2. Guidelines and instructions that on or before December 31, 1998, current voting systems must be modified and made accessible, as required by the ADA, to mobility-impaired voters and blind voters (included in this directive will be an explicit instruction that voting systems must preserve secrecy for blind voters).
3. Guidelines and instructions that all voting systems in the State of Texas must be accessible, as required by the ADA, to mobility-impaired and blind voters on or before December 31, 1999, (included in this directive will be an explicit instruction that voting systems must preserve secrecy for blind voters).
C. The Secretary shall submit all proposed directives, guidelines, and instructions contained in Sections A and B above, to the Court for review within twelve months of the date of this Judgment.
D. The Secretary shall devise a system of systematically monitoring ADA and Section 504 compliance by local election authorities in the administration of their and the State's voting program. An annual report detailing compliance of local election authorities shall be delivered, on the anniversary date of this Judgment, to the Court throughout the duration of this Judgment.

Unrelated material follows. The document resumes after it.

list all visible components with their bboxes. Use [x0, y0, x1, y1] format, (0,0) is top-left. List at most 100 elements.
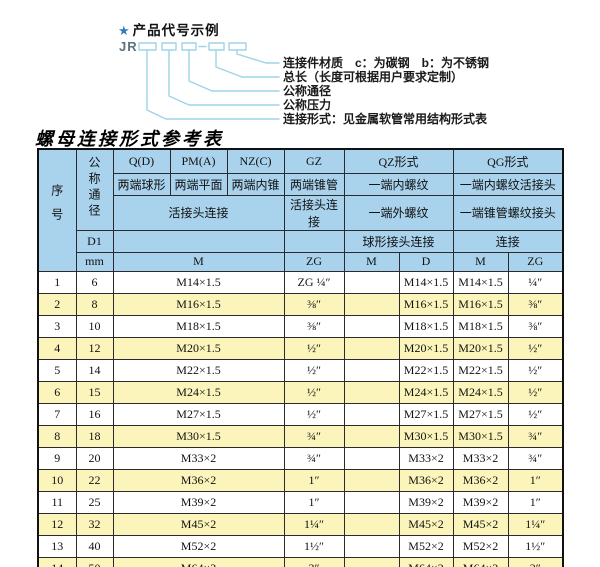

E. Nothing in this order shall derogate defenses which individual election authorities may have under the ADA and Section 504, particularly the defense of undue burden, as to implementation of any ADA modification or accommodation for persons with disabilities. Nor shall anything in this order alter *717 the legal obligation of election authorities with regard to making their voting programs accessible to persons with disabilities and to prevent discrimination against persons with disabilities, as required by the ADA and Section 504.
F. The Court shall maintain jurisdiction over this Judgment for all enforcement purposes until the Judgment is complied with. This Judgment will bind the Secretary's successors in office, as well as all agents, employees, and those acting at the Secretary's direction or on his behalf.

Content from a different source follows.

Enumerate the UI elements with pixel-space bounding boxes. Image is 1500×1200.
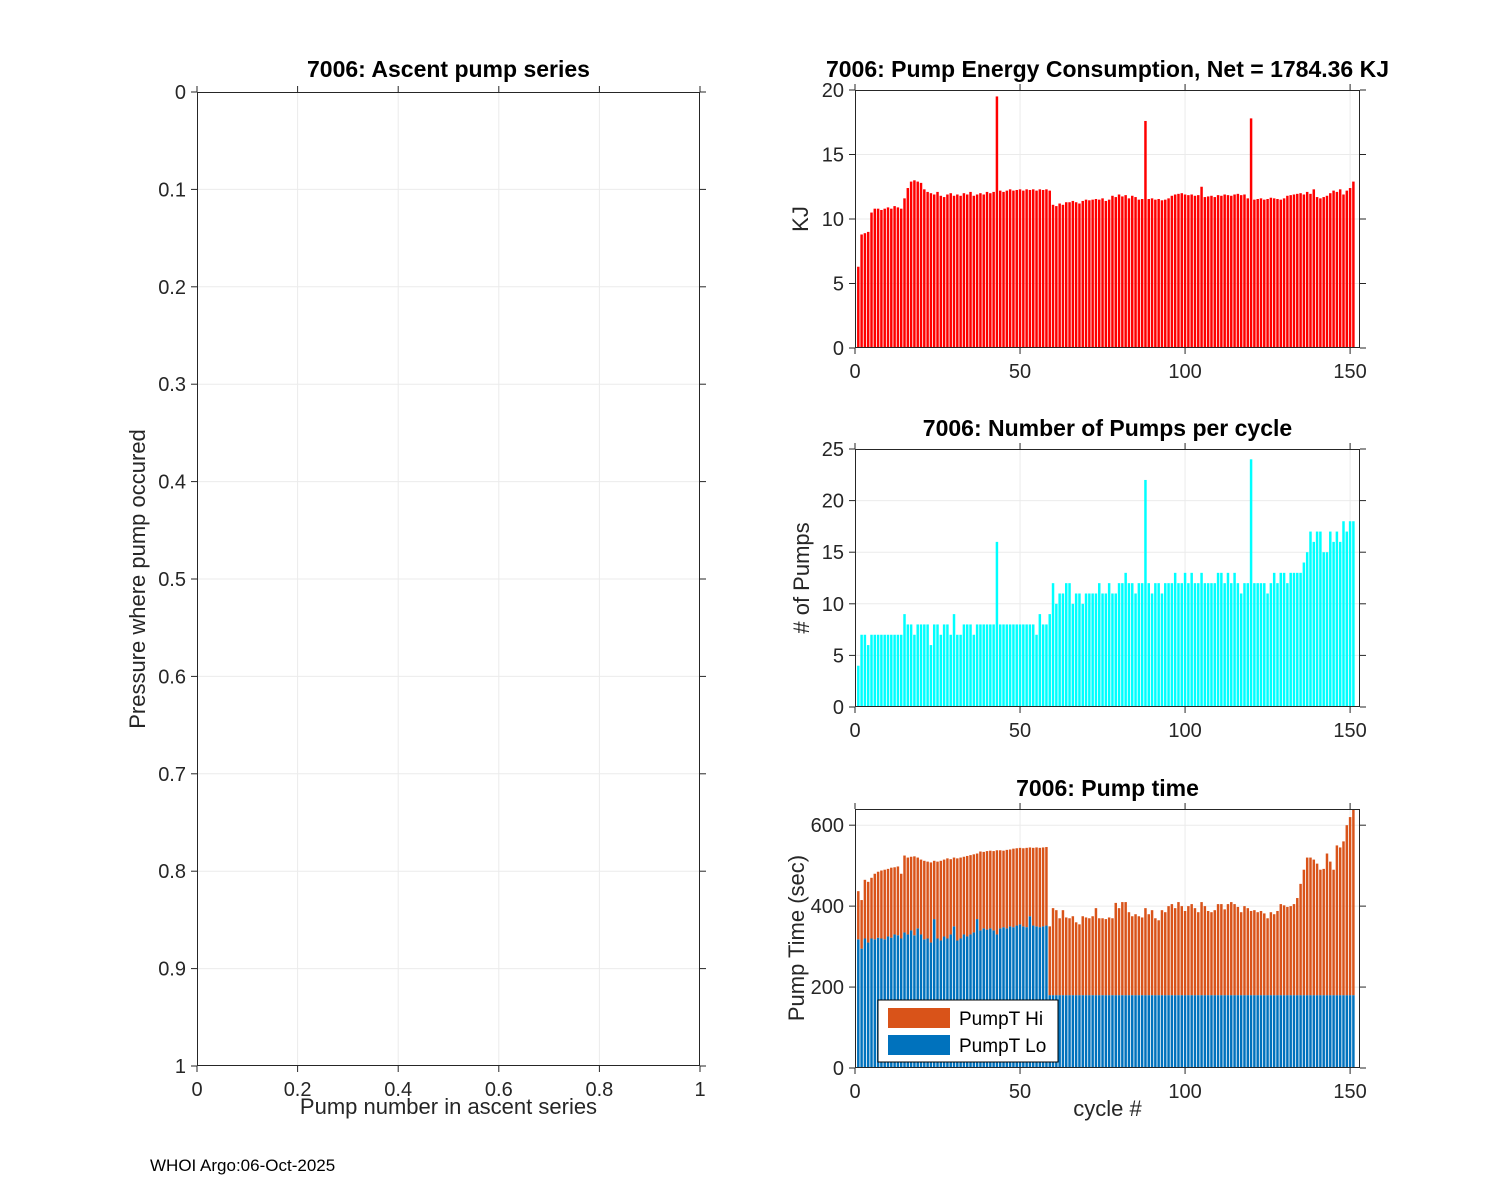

 "Blind" includes persons who possess severe visual impairments. Likewise, "mobility-impaired" includes those persons who require a wheelchair, walker, braces, crutches or the assistance of others in getting around. The impairments may be as a result of accident, because of age or since birth.

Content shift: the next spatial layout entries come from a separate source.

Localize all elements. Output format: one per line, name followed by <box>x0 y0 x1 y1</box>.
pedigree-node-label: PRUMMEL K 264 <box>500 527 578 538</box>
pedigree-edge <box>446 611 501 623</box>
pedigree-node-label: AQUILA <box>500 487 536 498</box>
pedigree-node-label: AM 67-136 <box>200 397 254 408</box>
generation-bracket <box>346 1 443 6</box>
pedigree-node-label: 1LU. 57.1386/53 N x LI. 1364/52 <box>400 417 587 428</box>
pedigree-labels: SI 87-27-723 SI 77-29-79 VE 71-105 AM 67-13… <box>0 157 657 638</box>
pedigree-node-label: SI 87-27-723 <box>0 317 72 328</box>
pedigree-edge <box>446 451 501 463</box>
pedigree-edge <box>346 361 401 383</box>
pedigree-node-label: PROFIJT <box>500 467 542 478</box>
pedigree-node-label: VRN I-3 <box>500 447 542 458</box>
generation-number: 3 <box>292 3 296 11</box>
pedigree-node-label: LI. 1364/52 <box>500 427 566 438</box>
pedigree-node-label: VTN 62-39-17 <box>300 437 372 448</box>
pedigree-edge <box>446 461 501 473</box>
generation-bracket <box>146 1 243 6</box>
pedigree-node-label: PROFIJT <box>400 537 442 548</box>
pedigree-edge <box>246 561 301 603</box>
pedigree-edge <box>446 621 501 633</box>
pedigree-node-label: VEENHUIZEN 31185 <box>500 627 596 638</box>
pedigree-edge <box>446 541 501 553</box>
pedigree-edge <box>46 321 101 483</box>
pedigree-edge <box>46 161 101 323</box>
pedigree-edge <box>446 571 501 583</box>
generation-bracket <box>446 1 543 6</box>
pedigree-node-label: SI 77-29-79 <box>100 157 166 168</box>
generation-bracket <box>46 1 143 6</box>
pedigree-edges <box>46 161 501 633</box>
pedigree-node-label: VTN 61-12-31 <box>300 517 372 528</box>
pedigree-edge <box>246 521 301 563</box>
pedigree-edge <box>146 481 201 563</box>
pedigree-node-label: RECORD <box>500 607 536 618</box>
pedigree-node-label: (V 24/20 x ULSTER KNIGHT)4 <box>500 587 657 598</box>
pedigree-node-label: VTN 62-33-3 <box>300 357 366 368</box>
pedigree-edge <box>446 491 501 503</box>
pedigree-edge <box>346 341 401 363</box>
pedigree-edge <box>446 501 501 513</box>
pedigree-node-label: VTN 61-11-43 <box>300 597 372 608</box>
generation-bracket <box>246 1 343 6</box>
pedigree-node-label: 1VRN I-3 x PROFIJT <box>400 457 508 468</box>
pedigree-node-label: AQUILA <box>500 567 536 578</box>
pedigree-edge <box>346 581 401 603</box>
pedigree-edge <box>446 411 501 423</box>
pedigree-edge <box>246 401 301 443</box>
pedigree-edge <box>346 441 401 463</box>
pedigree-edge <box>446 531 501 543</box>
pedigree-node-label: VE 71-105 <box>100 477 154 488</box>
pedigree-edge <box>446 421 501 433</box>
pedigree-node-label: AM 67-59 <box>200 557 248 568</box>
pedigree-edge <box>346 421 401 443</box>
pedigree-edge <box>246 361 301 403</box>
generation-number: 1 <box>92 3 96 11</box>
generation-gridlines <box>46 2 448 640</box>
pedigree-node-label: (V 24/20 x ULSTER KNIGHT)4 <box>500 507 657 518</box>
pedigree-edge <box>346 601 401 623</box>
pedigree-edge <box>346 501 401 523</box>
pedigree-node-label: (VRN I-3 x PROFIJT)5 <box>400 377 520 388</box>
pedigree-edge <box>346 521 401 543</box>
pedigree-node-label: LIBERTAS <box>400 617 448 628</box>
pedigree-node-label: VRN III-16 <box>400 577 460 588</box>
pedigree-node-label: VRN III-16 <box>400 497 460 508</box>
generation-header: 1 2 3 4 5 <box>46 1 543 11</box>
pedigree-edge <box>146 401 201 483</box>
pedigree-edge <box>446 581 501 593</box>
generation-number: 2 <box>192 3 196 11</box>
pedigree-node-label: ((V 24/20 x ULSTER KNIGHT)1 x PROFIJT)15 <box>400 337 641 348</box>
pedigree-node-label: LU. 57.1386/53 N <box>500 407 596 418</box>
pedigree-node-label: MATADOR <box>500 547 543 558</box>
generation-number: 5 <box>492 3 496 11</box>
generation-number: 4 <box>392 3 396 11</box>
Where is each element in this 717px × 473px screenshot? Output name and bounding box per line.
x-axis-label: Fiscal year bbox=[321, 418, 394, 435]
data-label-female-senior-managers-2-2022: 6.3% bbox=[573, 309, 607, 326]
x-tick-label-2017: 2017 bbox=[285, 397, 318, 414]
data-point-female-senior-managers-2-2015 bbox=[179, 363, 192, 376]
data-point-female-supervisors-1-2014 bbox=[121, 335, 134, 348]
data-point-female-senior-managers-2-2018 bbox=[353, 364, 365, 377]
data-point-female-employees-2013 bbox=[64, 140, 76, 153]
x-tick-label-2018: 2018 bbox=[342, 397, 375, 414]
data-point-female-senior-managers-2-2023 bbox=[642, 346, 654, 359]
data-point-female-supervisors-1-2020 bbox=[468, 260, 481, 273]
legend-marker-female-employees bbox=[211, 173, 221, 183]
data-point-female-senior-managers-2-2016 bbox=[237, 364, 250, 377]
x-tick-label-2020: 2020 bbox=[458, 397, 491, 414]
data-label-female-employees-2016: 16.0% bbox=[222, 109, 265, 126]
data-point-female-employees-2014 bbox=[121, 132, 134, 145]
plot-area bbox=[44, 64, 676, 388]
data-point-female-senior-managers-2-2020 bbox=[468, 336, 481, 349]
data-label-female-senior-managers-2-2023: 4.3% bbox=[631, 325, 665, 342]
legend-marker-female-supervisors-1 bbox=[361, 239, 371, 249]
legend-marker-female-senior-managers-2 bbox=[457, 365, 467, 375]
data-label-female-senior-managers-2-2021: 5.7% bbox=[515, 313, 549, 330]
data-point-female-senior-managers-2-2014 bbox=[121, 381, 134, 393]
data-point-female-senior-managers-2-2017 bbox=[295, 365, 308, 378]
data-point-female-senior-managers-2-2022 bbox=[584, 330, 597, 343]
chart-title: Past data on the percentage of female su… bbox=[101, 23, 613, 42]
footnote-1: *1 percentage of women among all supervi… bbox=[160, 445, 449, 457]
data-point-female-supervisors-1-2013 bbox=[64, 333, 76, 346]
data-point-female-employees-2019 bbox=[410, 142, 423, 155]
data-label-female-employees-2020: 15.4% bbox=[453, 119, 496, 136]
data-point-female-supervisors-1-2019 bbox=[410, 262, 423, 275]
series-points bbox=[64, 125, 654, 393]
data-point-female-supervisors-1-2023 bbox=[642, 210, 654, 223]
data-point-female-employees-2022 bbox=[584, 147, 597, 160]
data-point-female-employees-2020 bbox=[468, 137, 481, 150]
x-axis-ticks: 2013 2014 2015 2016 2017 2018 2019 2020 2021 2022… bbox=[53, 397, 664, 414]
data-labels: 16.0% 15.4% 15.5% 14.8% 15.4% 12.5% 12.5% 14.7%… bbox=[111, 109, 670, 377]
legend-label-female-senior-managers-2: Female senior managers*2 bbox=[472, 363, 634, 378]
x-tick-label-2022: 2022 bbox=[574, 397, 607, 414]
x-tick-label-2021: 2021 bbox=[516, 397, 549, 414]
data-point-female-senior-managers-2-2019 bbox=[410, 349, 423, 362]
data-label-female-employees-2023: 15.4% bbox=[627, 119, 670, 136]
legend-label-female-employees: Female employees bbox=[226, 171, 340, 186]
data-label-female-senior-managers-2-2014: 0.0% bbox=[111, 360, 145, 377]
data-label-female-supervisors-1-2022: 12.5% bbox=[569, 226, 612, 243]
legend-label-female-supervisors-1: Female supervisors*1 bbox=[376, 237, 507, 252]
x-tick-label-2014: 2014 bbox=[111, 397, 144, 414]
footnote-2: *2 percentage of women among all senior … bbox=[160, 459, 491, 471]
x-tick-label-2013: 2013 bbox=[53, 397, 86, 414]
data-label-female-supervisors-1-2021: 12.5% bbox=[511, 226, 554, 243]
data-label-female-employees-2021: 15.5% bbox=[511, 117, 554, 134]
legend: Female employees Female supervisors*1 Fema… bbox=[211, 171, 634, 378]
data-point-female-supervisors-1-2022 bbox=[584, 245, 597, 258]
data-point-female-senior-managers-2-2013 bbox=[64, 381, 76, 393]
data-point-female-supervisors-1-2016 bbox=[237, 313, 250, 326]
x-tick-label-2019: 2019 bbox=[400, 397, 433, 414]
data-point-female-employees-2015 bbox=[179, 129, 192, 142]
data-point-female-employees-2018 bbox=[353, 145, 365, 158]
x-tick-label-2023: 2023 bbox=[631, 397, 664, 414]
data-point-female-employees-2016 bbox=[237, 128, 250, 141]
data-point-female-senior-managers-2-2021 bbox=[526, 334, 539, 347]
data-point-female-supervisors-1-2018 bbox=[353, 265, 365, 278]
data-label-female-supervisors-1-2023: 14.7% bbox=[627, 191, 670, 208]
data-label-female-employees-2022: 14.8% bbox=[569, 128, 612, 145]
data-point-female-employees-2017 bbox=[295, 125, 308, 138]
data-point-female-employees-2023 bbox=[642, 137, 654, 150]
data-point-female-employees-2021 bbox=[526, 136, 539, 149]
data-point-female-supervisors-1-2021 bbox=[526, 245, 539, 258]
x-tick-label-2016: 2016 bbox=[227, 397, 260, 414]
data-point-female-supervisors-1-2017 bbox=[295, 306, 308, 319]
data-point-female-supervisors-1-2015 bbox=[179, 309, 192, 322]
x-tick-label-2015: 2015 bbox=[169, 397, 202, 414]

 42 U.S.C. § 12101 et seq.
 29 U.S.C. § 791 et seq.
 At the liability phase of this trial, it was this Court's conclusion that the ADA and Section 504 apply to elections. This issue was, as the Court noted in its November opinion, central to the case. Counsel has apparently misunderstood the import of this finding; until such time as this decision is overturned on appeal, this issue is resolved as a matter of law. Perhaps this misunderstanding explains the Secretary's failure to submit a proposed remedy.
 The Court notes that a class member may essentially "opt out" of the class at any time by choosing not to use any of the remedies effectuated by this decree, and choosing instead to vote according to the current options available, which will continue in effect in addition to this judgment. Similarly, nothing in this decree prevents any class member from proceeding on their own against local election officials for non-compliance with Section 504 or the ADA.
 "Program," in this Judgment includes "program," "services," and "activities," as those terms are used in the ADA and Section 504.